Home Depot corrects on Wall Street, on very cautious outlook


(Boursier.com) — Home Depot, the American giant of the distribution of furniture and home equipment products, lost ground before the stock market on Wall Street following the publication of a guidance of annual profit below expectations, in a context of rising costs and falling demand. Home Depot will have to invest $1 billion in wage increases in North America. Despite everything, the chain increases its quarterly dividend by 10%.

Sales for the fourth quarter of Fiscal 2022 were $35.8 billion, an increase of 0.3% over the fourth quarter of Fiscal 2021. Comparable sales for the fourth quarter of Fiscal 2022 fiscal 2022 decreased 0.3% and comparable US sales decreased 0.3%. Net income for the fourth quarter of fiscal 2022 was $3.4 billion, or $3.30 per diluted share, compared to net income of $3.4 billion for the same period. fiscal 2021. For the fourth quarter of fiscal 2022, diluted earnings per share increased 2.8% from the same prior year period.

Sales for fiscal 2022 were $157.4 billion, an increase of 4.1%. Fiscal 2022 comparable sales increased 3.1% and U.S. comparable sales increased 2.9%. Net income for fiscal year 2022 was $17.1 billion, or $16.69 per diluted share, compared to net income of $16.4 billion for fiscal year 2021.

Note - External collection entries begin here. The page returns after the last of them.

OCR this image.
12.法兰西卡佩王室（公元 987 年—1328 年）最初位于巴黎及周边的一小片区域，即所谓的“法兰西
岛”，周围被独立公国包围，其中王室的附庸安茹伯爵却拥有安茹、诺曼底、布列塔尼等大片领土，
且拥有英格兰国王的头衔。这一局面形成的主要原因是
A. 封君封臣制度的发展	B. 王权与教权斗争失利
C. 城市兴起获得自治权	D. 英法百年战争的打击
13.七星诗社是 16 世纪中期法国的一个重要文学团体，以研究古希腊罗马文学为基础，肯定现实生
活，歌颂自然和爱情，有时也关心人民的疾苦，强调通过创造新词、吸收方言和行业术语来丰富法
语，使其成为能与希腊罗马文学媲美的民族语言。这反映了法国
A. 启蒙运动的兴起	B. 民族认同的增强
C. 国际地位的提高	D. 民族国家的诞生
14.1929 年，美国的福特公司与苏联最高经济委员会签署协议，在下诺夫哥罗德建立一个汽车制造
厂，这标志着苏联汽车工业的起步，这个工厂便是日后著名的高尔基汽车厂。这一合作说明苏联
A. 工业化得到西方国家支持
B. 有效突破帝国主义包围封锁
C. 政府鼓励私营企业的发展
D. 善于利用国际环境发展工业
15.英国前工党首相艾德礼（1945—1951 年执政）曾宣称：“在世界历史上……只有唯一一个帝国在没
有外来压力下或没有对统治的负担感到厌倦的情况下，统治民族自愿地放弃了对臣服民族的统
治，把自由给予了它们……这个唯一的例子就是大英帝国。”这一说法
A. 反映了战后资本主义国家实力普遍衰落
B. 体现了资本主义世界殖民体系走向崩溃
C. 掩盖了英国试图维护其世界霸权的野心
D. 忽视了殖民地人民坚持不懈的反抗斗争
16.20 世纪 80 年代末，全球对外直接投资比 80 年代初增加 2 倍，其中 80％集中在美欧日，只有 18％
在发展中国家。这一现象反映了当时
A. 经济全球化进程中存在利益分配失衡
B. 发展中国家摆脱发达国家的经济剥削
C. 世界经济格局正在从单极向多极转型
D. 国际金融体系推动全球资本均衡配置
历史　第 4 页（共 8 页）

“Fiscal 2022 was another banner year for The Home Depot as our team continued to operate successfully in an exciting and dynamic environment,” said Ted Decker, Chairman and CEO. “Our ability to deliver growth on top of the $40 billion in sales growth achieved over the previous two years, while dealing with continued inflation, global supply chain disruptions and a hard work, is a testament to the investments we have made in the business, as well as the constant focus our associates have on our customers. I would like to thank our associates and our many partners for their hard work and dedication to our customers. “.

The 2023 forecasts are therefore very cautious. Comparable sales and revenue will be roughly flat compared to fiscal 2022, according to the group. The operating margin rate is expected to be around 14.5%, which reflects around $1 billion in additional annual compensation for ‘front-line hourly associates’. The decline in diluted earnings per share would be in the ‘mid’ single digit, ie a decline of around 5%.